A inclusão deve ser considerada como um dos
fatores que atualmente se tem que valorizar em termos de aferição da qualidade
de um sistema educativo. Sobre a relação entre a inclusão e qualidade é preciso
manter a tensão entre a qualidade e a equidade principalmente num período em
que a situação econômica tende a valorizar a ‘qualidade total’ em lugar da
‘qualidade para todos’. O certo é que o termo qualidade tem sido mais associado
a sistemas educacionais seletivos do que á sistemas mais universais e inclusivos.
Em meados de 2008, ano em que surgiu o
primeiro IPHONE, Ronaldo Tenório engavetou uma boa ideia, ele queria pretendia
criar uma plataforma de tradução simultânea pra libras. -“fiz um projeto,
apresentei e acharam meio louco, um dia eu consigo, mas não sabia nem como,
quatro anos depois já como app, surgia o Hand Talk”.
Desde sua criação, o aplicativo vem
colecionando medalhas, como o premio de melhor app do mundo segundo a ONU.

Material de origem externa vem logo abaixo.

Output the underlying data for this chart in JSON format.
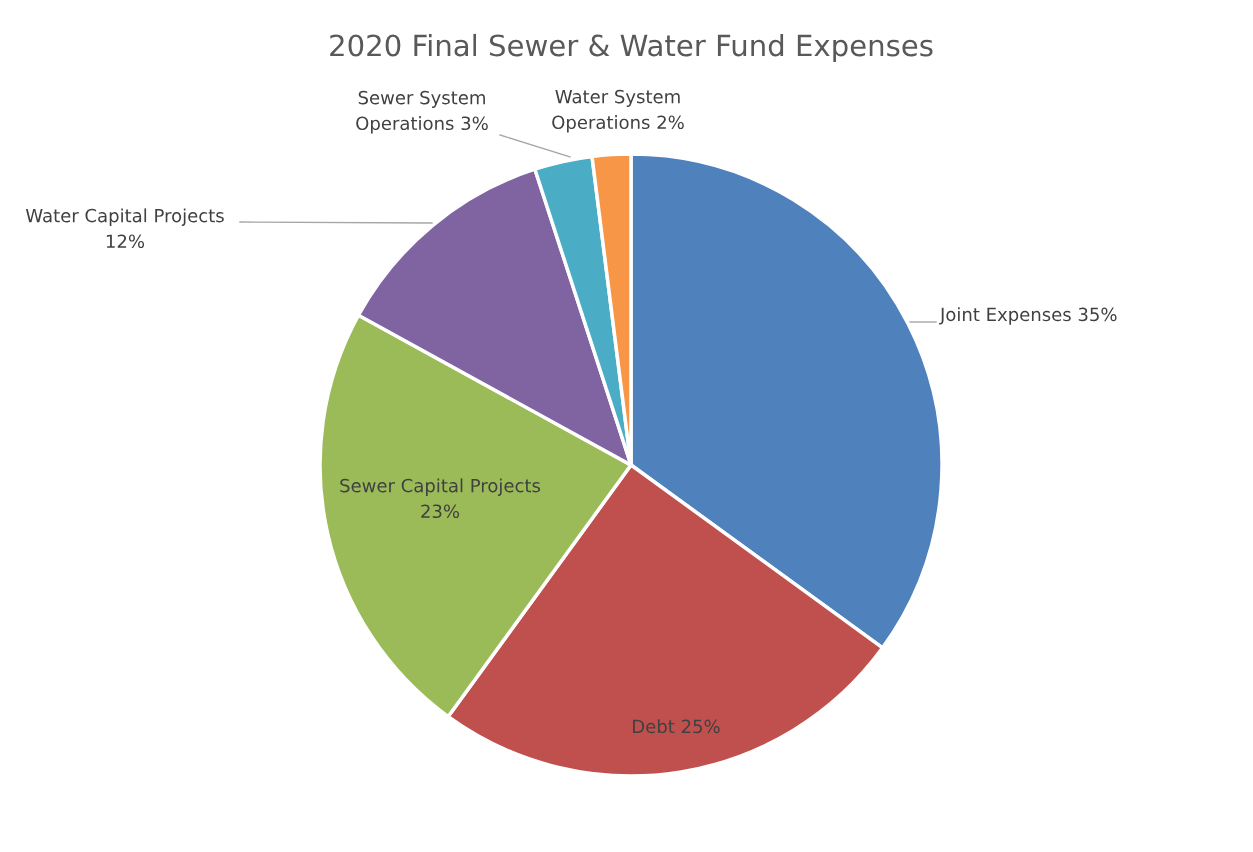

Quando começaram a delinear os planos
e validar a ideia com surdos e seus familiares, o grupo percebeu que o montante
do trabalho era muito maior do que se imaginava.
O Hand Talk se encaixava no segmento
tecnologia assistiva, em que ficam as tecnologias que contribuem para oferecer
ou ampliar as habilidades de pessoas com deficiências, auxiliar com uma solução
pratica fácil e gratuita os milhões de brasileiros que não escutam.
Um primeiro grande desafio foi alinhar
uma língua visual ao software de tradução: gestos, expressões faciais e
corporais são indissociáveis da comunicação em libras. Outro foi a expectativa
crescente da comunicação de surdos, que percebeu de pressa que aquilo podia
mudar a forma que se relacionavam uns aos outros.